Overall our study demonstrates that drug and tumor-specific effects need to be considered when selecting the most suitable molecular imaging probe for therapy response evaluation. Depending on the clinical question the optimal parameter should also be determined. SUV_max accounts for resistant foci while SUV_mean averages the uptake in the tumor and may fail to notice chemoresistant tumor tissue foci. In this study we compared three semiquantitative PET parameters in the different treatment groups and revealed that SUV_mean and SUV_max show a similar pattern following therapy indicating that there are no major resistant foci present in our tumor model. Besides these commonly used response parameters, TLG may provide complementary information on the global response of the tumor as it accounts for both the FDG uptake and tumor volume. In our study changes in TLG became more pronounced in the course of therapy than SUV. Although TLG may be more susceptible to contouring variations which can complicate standardization of quantification methods, we and other research groups believe that TLG can more clearly demonstrate relevant changes following effective therapy [11,32].

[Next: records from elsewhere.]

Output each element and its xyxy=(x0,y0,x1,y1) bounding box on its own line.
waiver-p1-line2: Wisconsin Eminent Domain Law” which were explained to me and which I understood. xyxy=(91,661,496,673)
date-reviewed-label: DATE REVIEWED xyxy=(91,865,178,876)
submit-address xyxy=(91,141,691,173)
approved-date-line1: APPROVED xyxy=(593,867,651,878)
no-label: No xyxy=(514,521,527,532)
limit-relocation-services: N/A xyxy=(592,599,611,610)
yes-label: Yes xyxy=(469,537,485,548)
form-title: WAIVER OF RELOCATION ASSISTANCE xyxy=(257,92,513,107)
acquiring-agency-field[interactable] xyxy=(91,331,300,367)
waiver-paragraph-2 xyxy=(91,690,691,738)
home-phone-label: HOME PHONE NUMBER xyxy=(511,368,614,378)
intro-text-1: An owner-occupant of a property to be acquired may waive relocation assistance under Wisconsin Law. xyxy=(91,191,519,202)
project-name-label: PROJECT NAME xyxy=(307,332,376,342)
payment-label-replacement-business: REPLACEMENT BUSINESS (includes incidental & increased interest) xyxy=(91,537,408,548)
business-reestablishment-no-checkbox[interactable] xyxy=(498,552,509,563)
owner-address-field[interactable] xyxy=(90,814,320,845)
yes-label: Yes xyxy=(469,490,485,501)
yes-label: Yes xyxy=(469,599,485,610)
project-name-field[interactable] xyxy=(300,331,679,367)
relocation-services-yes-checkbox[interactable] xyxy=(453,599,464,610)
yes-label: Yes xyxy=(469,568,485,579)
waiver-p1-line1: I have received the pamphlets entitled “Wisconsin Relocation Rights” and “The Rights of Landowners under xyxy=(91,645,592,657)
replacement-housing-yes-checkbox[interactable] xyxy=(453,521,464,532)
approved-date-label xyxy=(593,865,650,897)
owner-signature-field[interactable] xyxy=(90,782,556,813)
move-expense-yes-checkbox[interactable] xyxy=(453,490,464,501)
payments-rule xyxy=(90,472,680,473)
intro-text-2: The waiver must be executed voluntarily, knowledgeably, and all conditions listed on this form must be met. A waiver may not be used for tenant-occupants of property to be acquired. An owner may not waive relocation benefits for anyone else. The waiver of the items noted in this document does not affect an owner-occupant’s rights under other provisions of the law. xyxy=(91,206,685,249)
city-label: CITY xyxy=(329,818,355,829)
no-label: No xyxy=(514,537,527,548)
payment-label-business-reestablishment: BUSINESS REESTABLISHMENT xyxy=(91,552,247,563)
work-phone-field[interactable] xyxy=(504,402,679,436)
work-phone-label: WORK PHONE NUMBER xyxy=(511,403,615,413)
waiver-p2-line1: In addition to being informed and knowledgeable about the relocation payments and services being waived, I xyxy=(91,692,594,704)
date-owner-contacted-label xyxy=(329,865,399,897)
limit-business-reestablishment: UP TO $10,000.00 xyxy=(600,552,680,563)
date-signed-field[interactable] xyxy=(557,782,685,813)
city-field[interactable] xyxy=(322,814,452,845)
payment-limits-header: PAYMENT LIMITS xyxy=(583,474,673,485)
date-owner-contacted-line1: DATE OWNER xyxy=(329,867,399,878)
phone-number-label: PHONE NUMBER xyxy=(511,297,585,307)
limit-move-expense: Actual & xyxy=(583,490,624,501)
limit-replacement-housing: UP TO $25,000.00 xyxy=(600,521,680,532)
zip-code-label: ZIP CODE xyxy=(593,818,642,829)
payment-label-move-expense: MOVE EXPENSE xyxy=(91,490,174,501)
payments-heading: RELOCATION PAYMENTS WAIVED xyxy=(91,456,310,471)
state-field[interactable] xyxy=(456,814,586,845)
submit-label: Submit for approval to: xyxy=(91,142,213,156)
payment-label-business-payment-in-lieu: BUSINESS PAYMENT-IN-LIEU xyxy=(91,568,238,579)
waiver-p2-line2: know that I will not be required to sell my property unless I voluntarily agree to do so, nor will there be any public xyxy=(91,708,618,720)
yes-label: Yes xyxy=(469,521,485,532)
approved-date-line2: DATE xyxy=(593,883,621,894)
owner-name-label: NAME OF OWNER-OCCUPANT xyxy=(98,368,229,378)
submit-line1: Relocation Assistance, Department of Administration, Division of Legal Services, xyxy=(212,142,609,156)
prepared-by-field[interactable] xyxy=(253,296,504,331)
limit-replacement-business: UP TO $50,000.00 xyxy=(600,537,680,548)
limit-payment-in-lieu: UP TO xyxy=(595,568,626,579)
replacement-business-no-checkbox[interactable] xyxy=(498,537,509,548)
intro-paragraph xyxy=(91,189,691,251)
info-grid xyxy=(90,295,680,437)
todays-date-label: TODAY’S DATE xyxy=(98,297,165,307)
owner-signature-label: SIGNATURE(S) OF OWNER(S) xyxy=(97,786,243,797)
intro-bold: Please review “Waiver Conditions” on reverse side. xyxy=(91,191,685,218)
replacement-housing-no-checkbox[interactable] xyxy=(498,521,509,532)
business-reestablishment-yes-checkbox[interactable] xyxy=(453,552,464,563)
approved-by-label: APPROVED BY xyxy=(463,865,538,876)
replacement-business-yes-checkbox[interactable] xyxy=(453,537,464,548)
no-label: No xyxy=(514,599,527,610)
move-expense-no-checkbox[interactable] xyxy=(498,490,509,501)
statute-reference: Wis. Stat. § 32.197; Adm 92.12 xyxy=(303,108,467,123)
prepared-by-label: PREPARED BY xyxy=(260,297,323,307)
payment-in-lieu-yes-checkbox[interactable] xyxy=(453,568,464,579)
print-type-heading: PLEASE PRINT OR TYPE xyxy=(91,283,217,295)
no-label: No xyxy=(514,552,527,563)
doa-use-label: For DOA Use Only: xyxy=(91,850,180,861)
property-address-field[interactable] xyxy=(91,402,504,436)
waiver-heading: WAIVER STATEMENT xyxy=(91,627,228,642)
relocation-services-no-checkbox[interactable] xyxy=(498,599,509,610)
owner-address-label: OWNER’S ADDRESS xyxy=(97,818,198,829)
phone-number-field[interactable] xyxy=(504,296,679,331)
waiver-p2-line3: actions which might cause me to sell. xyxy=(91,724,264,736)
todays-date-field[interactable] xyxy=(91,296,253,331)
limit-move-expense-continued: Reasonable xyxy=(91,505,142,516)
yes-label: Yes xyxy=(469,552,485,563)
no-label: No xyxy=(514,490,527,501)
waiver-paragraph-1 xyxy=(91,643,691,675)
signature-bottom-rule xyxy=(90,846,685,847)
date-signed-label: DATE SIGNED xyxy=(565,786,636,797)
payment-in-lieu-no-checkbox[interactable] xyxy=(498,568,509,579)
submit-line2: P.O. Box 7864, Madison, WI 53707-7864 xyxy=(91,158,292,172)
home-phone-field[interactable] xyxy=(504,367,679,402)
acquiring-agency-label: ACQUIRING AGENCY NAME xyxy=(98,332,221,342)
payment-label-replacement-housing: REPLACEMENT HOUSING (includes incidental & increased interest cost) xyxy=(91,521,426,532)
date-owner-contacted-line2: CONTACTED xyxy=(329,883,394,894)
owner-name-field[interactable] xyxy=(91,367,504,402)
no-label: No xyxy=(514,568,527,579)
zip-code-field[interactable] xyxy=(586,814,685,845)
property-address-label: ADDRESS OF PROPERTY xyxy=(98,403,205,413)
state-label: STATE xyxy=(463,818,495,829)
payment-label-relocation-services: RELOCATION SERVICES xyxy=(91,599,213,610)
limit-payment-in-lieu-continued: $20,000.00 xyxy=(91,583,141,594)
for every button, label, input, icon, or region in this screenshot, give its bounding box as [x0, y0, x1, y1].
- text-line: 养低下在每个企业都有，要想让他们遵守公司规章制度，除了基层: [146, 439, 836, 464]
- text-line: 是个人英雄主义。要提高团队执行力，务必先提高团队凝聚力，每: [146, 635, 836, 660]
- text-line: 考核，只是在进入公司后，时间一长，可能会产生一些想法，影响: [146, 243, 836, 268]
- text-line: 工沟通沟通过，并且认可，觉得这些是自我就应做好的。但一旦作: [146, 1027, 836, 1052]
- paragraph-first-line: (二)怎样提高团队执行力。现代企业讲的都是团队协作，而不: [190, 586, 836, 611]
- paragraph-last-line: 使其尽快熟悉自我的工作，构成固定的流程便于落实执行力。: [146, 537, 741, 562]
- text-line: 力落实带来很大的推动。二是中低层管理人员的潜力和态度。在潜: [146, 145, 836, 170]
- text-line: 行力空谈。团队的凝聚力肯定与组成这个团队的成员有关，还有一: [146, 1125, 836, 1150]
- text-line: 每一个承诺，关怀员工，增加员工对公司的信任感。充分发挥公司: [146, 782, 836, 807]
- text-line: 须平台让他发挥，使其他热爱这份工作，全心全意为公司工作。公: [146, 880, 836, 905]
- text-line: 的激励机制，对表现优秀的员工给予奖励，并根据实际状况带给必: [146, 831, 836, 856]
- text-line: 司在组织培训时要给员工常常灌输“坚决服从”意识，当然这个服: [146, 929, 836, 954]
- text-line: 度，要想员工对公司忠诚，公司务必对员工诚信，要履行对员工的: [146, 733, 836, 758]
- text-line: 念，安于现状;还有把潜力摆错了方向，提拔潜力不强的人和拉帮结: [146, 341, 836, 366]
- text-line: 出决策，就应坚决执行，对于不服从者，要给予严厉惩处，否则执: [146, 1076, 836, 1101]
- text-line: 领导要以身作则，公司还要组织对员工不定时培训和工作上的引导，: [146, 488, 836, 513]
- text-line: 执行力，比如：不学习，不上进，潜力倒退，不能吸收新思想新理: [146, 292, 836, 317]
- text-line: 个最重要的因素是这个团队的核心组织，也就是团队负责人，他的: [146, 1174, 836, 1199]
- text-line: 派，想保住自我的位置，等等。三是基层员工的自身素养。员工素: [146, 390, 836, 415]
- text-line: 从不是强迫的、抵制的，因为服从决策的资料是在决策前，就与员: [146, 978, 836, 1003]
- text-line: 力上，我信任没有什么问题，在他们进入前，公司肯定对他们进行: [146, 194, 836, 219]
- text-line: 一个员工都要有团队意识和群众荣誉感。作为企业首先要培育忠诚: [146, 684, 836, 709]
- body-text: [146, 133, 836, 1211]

This study, in Burkitt lymhoma xenografts, demonstrated a delayed and less pronounced reduction in FLT uptake compared to FDG uptake following cyclophosphamide treatment. This is most likely because the potential decrease in FLT uptake was offset by DNA repair processes. Although the influx of inflammatory cells should be considered when using FDG-PET to evauate response, we suggest that FDG-PET is more suitable to monitor cyclophosphamide.

Secondly, mTOR inhibition immediatelly induces both FDG and FLT reduction in our animal model while the effect on FDG was more extended (until d9) than on FLT (until d4). The study demonstrated that FLT-PET was able to reflect decreased proliferation following mTOR induced cell cycle arrest and may therefore be a valid alternative to FDG-PET to follow-up target specific drugs such as mTOR inhibitors.